“Oh, pshaw!” The Judge was vaguely uneasy. “You let Lydia alone. Talk your nonsense about something else. There’s nothing queer about Lydia, thank heavens! She’s just like all young ladies.”
“That’s a horrible thing to say about one’s own daughter!” cried the doctor, falling immediately into the lightly mournful, satirical vein that was the alternative to his usual racing talk. “There won’t be anything queer about her long, that’s fact. In real life the child is never really allowed to complete that sentence. A hundred hands are clapped over its mouth, and it’s hustled, and shaken, and frightened, and scolded, till it thinks there’s something the matter with its eyesight. And Lydia’s a sweet, gentle child, who’ll want to say whatever pleases people she loves—that’ll be another bandage over her eyes. And she’s not dowered with an innate fondness for shrieking out contradictions at the top of her voice, and unless you’ve a real passion for that you get silenced early in life.”
The lawyer laughed with the good-natured contempt of a large, silent man for a small, voluble one. “That’s a tragedy you can’t know much about from experience, Melton. No cruel force ever silenced you.”
He paused at the walk leading to his house. A big street light glowed and sputtered over their heads. “Come in, won’t you, and see Lydia?”
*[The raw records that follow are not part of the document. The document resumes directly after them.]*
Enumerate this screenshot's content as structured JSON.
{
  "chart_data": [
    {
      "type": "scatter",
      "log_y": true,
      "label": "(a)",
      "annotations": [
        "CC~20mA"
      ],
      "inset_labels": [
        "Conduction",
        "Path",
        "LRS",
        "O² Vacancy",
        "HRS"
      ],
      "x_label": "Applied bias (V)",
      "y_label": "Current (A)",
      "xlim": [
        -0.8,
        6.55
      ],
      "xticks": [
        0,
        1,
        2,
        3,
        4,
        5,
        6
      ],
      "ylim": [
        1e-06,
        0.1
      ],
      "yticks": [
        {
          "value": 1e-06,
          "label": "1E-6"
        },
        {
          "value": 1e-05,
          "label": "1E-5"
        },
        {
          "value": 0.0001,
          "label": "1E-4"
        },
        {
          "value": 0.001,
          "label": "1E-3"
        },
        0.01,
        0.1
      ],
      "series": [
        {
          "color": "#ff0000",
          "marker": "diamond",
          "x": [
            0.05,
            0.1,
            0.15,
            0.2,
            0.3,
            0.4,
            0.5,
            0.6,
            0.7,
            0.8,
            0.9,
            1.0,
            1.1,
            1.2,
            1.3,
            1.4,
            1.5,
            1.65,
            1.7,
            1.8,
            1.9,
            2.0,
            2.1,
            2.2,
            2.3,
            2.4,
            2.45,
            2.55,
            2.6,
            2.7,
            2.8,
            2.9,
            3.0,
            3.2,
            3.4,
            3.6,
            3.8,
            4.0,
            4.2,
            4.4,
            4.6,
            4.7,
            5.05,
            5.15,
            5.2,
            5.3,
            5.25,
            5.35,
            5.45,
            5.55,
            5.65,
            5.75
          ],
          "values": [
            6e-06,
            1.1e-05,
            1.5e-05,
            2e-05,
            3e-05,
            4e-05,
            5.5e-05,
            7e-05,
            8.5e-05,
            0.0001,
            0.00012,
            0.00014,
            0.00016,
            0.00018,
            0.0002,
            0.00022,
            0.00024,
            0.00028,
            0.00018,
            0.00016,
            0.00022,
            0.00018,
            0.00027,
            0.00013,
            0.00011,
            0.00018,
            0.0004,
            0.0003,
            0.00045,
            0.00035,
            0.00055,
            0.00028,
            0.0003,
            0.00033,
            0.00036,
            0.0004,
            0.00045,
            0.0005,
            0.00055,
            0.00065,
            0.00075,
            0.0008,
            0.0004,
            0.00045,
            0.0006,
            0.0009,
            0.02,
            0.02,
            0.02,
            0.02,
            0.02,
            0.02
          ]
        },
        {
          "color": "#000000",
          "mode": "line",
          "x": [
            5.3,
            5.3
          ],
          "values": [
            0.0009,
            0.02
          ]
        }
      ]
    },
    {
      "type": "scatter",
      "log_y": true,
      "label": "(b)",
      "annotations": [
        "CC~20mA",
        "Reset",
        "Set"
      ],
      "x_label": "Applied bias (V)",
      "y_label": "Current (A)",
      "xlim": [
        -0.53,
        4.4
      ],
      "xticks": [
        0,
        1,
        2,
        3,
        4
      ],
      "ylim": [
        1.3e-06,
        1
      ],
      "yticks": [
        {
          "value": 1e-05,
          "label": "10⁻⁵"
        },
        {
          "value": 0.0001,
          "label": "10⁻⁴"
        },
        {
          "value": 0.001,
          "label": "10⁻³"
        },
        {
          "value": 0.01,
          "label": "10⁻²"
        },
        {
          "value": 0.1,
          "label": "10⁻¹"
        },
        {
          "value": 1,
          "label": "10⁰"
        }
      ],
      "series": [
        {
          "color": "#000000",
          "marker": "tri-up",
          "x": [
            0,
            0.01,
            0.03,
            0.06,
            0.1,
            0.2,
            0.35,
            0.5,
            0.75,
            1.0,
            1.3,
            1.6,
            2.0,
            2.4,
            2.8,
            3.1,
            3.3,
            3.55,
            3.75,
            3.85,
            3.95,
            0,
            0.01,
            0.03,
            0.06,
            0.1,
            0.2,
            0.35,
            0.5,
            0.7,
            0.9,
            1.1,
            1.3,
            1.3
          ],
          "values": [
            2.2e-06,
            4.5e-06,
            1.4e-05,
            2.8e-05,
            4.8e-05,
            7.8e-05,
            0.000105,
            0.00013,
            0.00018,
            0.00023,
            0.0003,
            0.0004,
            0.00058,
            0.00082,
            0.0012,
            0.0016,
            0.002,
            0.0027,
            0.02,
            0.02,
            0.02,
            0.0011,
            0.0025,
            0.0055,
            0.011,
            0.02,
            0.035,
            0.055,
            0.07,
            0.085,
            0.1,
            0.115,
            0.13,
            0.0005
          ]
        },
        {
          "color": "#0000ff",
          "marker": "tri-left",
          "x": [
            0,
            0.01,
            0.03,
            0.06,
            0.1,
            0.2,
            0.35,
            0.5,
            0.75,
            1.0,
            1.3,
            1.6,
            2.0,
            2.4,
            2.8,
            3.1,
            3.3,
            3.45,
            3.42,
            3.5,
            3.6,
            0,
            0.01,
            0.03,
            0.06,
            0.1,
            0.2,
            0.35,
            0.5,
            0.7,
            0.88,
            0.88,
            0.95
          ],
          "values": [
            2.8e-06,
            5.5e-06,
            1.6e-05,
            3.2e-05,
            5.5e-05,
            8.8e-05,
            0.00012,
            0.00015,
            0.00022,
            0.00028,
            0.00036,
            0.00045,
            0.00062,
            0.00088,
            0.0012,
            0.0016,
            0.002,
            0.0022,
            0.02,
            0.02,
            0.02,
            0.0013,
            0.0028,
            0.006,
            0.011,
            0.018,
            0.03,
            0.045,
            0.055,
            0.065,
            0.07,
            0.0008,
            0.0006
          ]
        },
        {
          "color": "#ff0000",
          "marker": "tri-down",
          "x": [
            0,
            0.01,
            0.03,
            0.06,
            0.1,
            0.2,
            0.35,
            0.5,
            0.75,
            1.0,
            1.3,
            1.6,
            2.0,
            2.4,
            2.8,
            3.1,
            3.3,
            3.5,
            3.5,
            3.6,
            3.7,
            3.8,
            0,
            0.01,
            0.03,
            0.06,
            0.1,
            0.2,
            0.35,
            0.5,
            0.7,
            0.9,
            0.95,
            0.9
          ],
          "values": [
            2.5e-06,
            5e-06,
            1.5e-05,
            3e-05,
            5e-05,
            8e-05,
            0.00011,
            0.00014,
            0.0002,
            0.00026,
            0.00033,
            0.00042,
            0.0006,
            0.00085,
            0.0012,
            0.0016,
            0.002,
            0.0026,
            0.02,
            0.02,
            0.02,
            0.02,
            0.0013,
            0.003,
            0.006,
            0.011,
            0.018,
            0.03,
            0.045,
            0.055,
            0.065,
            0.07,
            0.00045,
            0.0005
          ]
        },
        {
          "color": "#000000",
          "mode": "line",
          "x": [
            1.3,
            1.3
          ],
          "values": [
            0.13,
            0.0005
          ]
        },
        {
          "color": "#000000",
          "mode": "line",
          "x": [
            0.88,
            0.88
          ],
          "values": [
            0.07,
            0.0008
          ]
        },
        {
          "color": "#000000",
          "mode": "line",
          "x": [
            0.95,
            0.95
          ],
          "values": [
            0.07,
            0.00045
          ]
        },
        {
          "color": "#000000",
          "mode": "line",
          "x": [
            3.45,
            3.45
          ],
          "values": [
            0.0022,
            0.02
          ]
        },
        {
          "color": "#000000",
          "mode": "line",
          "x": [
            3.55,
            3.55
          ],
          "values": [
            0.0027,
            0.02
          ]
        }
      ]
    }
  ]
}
“No; no cruel force has ever silenced me,” the doctor mused, putting his hands slowly into his pockets, “but it has bound me hand and foot. I talk, and I talk, but do you ever see me doing anything different from the worst fools of us all?”
“Are you coming in?” The Judge spoke with his absent tolerance of his doctor’s fancies.
“No, thank you, as the farmer said to the steeple-climber. I’m going home to my lonely office to give thanks to Providence that I’m not responsible for a daughter.”
The Judge frowned. “Nonsense! Look at Marietta.”
“I do,” said the doctor.
“Well—?” The lawyer was challenging. In the long run the doctor rubbed him the wrong way.